Chilly Willy said:
Anything I do is MIT unless otherwise stated, or based off an existing base with its own license (obviously, I can't change GPL code to something else).
I've mentioned my licensing in a few places before, but I really should get around to sticking these things in the files. MIT or the new BSD license are fine with me - I want anything I do to be as useful to as many people as possible.
Joe Fenton <jlfenton65@gmail.com> is fine for the author/contact.
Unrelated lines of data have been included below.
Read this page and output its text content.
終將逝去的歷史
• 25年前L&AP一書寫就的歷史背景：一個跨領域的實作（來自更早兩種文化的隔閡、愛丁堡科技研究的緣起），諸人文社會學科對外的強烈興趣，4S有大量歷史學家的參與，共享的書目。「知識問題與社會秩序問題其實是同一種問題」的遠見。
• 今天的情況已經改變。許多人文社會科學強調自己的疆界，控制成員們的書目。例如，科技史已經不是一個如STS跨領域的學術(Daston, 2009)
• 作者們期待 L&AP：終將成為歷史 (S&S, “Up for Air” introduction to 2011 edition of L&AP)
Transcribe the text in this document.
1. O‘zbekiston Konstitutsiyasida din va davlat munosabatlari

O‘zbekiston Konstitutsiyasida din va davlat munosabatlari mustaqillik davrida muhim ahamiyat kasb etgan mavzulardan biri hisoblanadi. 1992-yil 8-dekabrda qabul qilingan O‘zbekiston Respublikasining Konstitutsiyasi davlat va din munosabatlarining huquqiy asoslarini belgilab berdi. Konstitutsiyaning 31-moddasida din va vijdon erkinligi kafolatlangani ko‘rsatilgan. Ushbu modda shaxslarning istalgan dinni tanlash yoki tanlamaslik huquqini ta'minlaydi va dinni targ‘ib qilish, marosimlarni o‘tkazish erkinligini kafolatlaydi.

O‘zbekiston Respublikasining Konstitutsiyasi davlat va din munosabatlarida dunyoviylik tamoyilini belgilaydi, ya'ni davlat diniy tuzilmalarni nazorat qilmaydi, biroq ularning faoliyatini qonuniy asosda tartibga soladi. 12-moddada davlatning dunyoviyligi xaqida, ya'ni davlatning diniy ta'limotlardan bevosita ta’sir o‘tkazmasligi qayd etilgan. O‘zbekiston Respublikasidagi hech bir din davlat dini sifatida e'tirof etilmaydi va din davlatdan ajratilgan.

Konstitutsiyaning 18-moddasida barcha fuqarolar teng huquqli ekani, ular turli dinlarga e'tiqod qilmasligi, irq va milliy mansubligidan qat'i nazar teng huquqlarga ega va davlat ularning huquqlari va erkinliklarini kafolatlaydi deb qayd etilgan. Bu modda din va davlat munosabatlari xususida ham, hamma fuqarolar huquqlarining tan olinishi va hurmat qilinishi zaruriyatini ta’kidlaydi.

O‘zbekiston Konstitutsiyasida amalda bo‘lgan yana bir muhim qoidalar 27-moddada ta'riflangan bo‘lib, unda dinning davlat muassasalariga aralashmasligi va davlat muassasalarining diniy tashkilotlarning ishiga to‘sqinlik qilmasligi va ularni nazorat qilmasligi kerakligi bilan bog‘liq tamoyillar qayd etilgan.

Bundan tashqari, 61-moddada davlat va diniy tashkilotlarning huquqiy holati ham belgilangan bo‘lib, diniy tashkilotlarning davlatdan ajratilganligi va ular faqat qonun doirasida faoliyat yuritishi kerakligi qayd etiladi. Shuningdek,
Done. I will commit as soon as I actually test it out with some STL examples.
Chilly Willy said:
Which one? I mostly use the standard allocator in libc, or msys - Simple Malloc & Free Functions - by
malkia@digitald.com. I made two versions of msys that are identical, but meant to be used by the separate SH2s - msys for the Master SH2, and ssys for the Slave SH2. That avoids any cache coherency and locking needed to try to share allocators between the two processors.
I'm using the one from:
http://tlsf.baisoku.org/ I haven't tested it, but I'm going to make the necessary changes.
I would say that using locks would be best (that'll add in the framework for threads). Aside from that, why not make the code thread-safe by avoiding the use of global/static variables?
Chilly Willy said:
Make a third allocator from msys called vsys for the VDP1, then just alloc blocks as needed, and reinit the zone to clear everything at once. Maybe FOUR allocators from msys: one for the Master SH2, one for the Slave SH2, one for VDP1, and one for VDP2.
I've thought of altering msys to take a zone for an input argument. Then you could have any number of zones. For VDP1, allocate a block from the main vram zone, then create a new zone using that block for tables and whatnot. Then you can clear everything associated with one zone without affecting the others. Zones inside zones...
Yeah, I was thinking something similar except in a tree structure. You can have subtrees and such of command tables. The tree itself is kept in WORKRAM-H as well as all the command tables (there should be an upper bound on number of command tables in memory).
Priority and order is based on how the tree is to be traversed.
Before the entire tree of command tables is updated. That is, the only the ones that have changed in WORKRAM-H (essentially this tree is a cache of VDP1 VRAM) -- they're sorted properly by the LUT of transfers passed to either of the three SCU DMA levels.
Or they're sorted by using the linked list which tells VDP1 what command table to access next. Chances are, it's going to be a mixture of both.
Example:
So considering adding an X number of command tables in WORKRAM-H at address W. Starting at offset Y in VDP1 VRAM where the first command table is stored, I could traverse the tree and create a LUT of transfers for SCU-DMA (indirect mode):
src: W[X - 1], dst: Y[0], size: 32B
src: W[X - 2], dst: Y[1], size: 32B
src: W[0], dst: Y[2], size: 32B
src: W[1], dst: Y[3], size: 32B
src: W[4], dst: Y[4], size: 32B
src: W[5], dst: Y[5], size: 32B
src: W[6], dst: Y[6], size: 32B
And so on.
Now what if I want to update command table W[5] and delete W[6]? Update them in WORKRAM-H by writing a bit in W[6] that tells VDP1 to
skip the command table. As for W[5], update whatever.
Then do another SCU-DMA transfer of only two transfers:
src: W[5], dst: Y[5], size: 32B
src: W[6], dst: Y[6], size: 32B
I'm going to have to keep track which have changed.
As for allocating memory, yeah that should be done by the standard malloc/free. Textures on the other hand could be done through garbage collection. For example, if I delete W[6] and it used a texture then decrement the ref. counter. Then put it back on the free/used list. I could use that standard allocator just for this purpose! Speed it up since the smallest we'll go is for a 8x1 4-bit texture (padded to be a 8x2 4-bit texture). And this code is in the public domain or MIT/BSD licensed?
What's difficult about texture allocation is the fact that we can allow texture sizes in the Y direction to be not in powers of 2. So we're going to waste some VDP1 VRAM by padding everything.
What do you think? Do you think this is viable for 3D?